UPCOMING: Henry and June - Magic Stick Detroit - Fri 2/11


HENRY & JUNE
Friday, February 11, 2011
Magic Stick Lounge
Detroit, Michigan
Tickets: $10 advance/$12 door
Available via Ticketmaster and Magic Stick box office
You may know them as the precursor to The Soledad Brothers and Boogaloosa Prayer, or as composers of "Goin' Back To Memphis," a song often included in The White Stripes' live show since 1998... and on Friday, February 11, 2011, Henry & June will take to the stage in Detroit again for the first time since 1996, and for only the second time since their demise more than a decade ago.
Henry & June...
as remembered by lead guitarist Dooley Wilson:
"We were fresh out of high school, we had all graduated together from Maumee, [Ohio], and we were essentially learning how to play our instruments when we originally formed as a trio. I think it was late '92. Jimmy [Danger] and Ben [Swank] had come out of this anarchical and cacophonous punk outfit called "Weird Harold," and I was newly-divorced from playing heavy metal and had become obsessed with blues. I figured with Jim fronting us on vocals and holding down rhythm guitar, and Benny's loose cannon drumming, I could evade the pitfall of sounding like any kind of cheese-ball blues act. The results were quite raw and boisterous, but that's what we wanted. I was driven by Bukka White and Fred McDowell and they were coming at it from a sensibility more rooted in, maybe, The Stooges, and we were into stuff like The Gories and The Jon Spencer Blues Explosion, so the raw edge to the sound, as well as the conspicuous absence of a bass player was something I enjoyed at the time. It's amusing for me to contemplate how we were then: insecure white kids from the suburbs trying to make music that sounded like the postwar ghetto of Chicago meets a Big Muff pedal, and we used to get scared driving through dicey neighborhoods in Detroit and Flint to either see or play shows. One of the times we went to Chicago to play The Empty Bottle, we spent the prior afternoon getting lost in the barrio looking for a restaurant. Some would-be car thieves ended up helping us out with directions, one of whom observed that we "looked like a Zima commercial."

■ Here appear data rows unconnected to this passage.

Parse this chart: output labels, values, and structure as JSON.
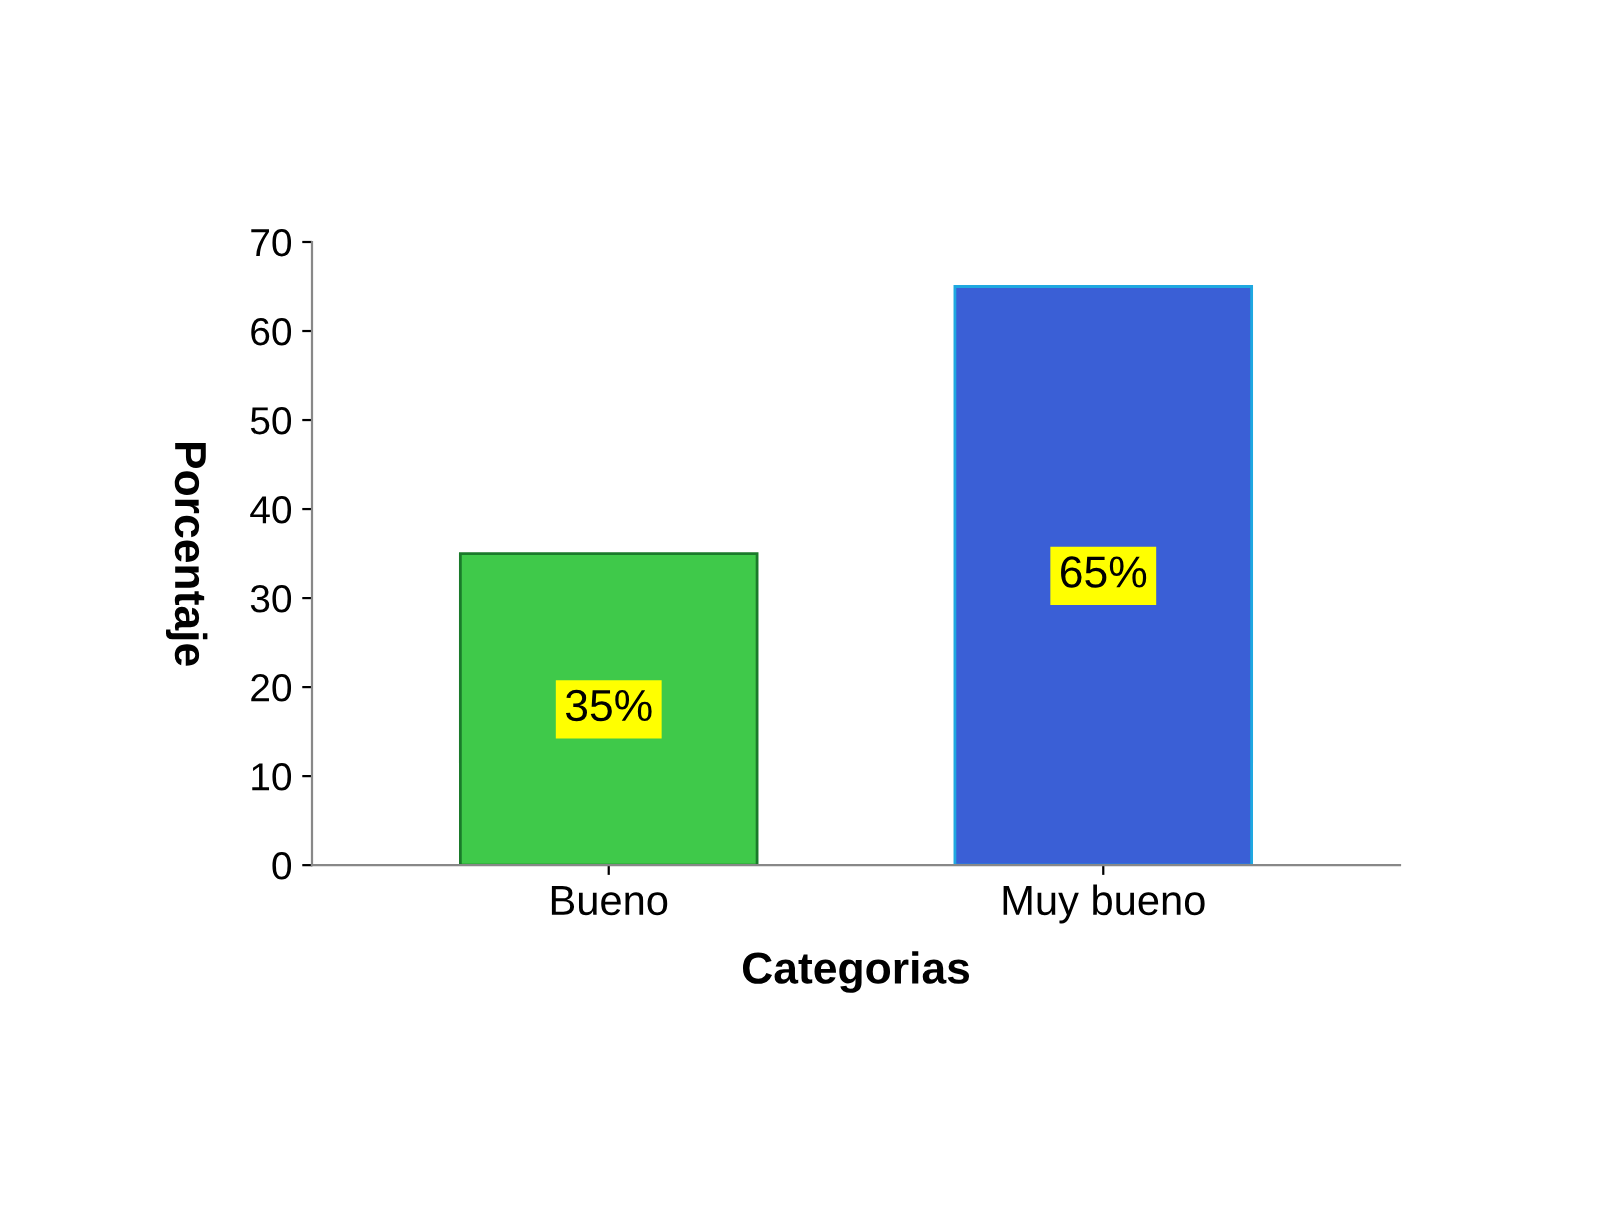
{
  "chart_data": {
    "type": "bar",
    "xlabel": "Categorias",
    "ylabel": "Porcentaje",
    "categories": [
      "Bueno",
      "Muy bueno"
    ],
    "values": [
      35,
      65
    ],
    "colors": [
      "#3fc94a",
      "#3a5fd6"
    ],
    "value_labels": [
      "35%",
      "65%"
    ],
    "ylim": [
      0,
      70
    ],
    "yticks": [
      0,
      10,
      20,
      30,
      40,
      50,
      60,
      70
    ],
    "grid": false
  }
}
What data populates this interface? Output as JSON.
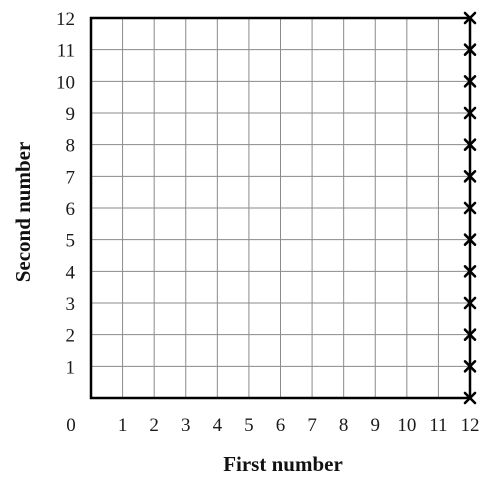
{
  "chart_data": {
    "type": "scatter",
    "title": "",
    "xlabel": "First number",
    "ylabel": "Second number",
    "xlim": [
      0,
      12
    ],
    "ylim": [
      0,
      12
    ],
    "x_ticks": [
      "0",
      "1",
      "2",
      "3",
      "4",
      "5",
      "6",
      "7",
      "8",
      "9",
      "10",
      "11",
      "12"
    ],
    "y_ticks": [
      "1",
      "2",
      "3",
      "4",
      "5",
      "6",
      "7",
      "8",
      "9",
      "10",
      "11",
      "12"
    ],
    "grid": true,
    "marker": "x",
    "points": [
      {
        "x": 12,
        "y": 0
      },
      {
        "x": 12,
        "y": 1
      },
      {
        "x": 12,
        "y": 2
      },
      {
        "x": 12,
        "y": 3
      },
      {
        "x": 12,
        "y": 4
      },
      {
        "x": 12,
        "y": 5
      },
      {
        "x": 12,
        "y": 6
      },
      {
        "x": 12,
        "y": 7
      },
      {
        "x": 12,
        "y": 8
      },
      {
        "x": 12,
        "y": 9
      },
      {
        "x": 12,
        "y": 10
      },
      {
        "x": 12,
        "y": 11
      },
      {
        "x": 12,
        "y": 12
      }
    ],
    "colors": {
      "grid": "#8a8a8a",
      "frame": "#000000",
      "marker": "#000000",
      "text": "#1a1a1a"
    }
  }
}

At some point, I started learning slide and finger-style playing in open tunings on the guitar, and began to implement that into our sound. This led to us getting a bass player, Johnny Walker, who had been playing in Todd Swalla's (of The Laughing Hyenas) side project called Autopilot; kind of a psychedelic pop/shoe-gazer outfit. Things came together pretty quickly, and we benefited tremendously from the help of The Laughing Hyenas, who had taken an interest in us and were determined to get us signed to Touch and Go Records, which never happened. The upshot of this was we got to play a lot of great shows around the region on bills with the Hyenas. I think there was even some press floating around that referred to us as their "little brother band, " a distinction I wore with pride. The downside of this upshot was that the last days of Henry & June were spent playing our established set (all songs in the key of E, down to the very last) all over the place; that is, just playing shows and getting burned out on ourselves and not doing anything new or creative of improvisational. By the time we had our first single pressed and ready to peddle, the band was already dead, and we reunited for a small handful of shows just to sell the damned record. At the risk of sounding immodest, I still feel like that single was a fantastic record, and I'm not alone in that sentiment. Moreover, when I listen to it, as well as some of the other stuff we had recorded, I'm struck by how damned GOOD we were in spite of our musical shortcomings... but I'm only talking about when we were good. Some nights, we were plenty terrible. At any rate, I'm proud of what we did, all in all. In those days, the early-to-mid '90s, there weren't many folks out there doing this sort of thing. I don't recall there being a genre distinction like 'garage blues,' because there weren't enough people on the radar doing it to comprise a genre. We were very much a beautiful anomaly."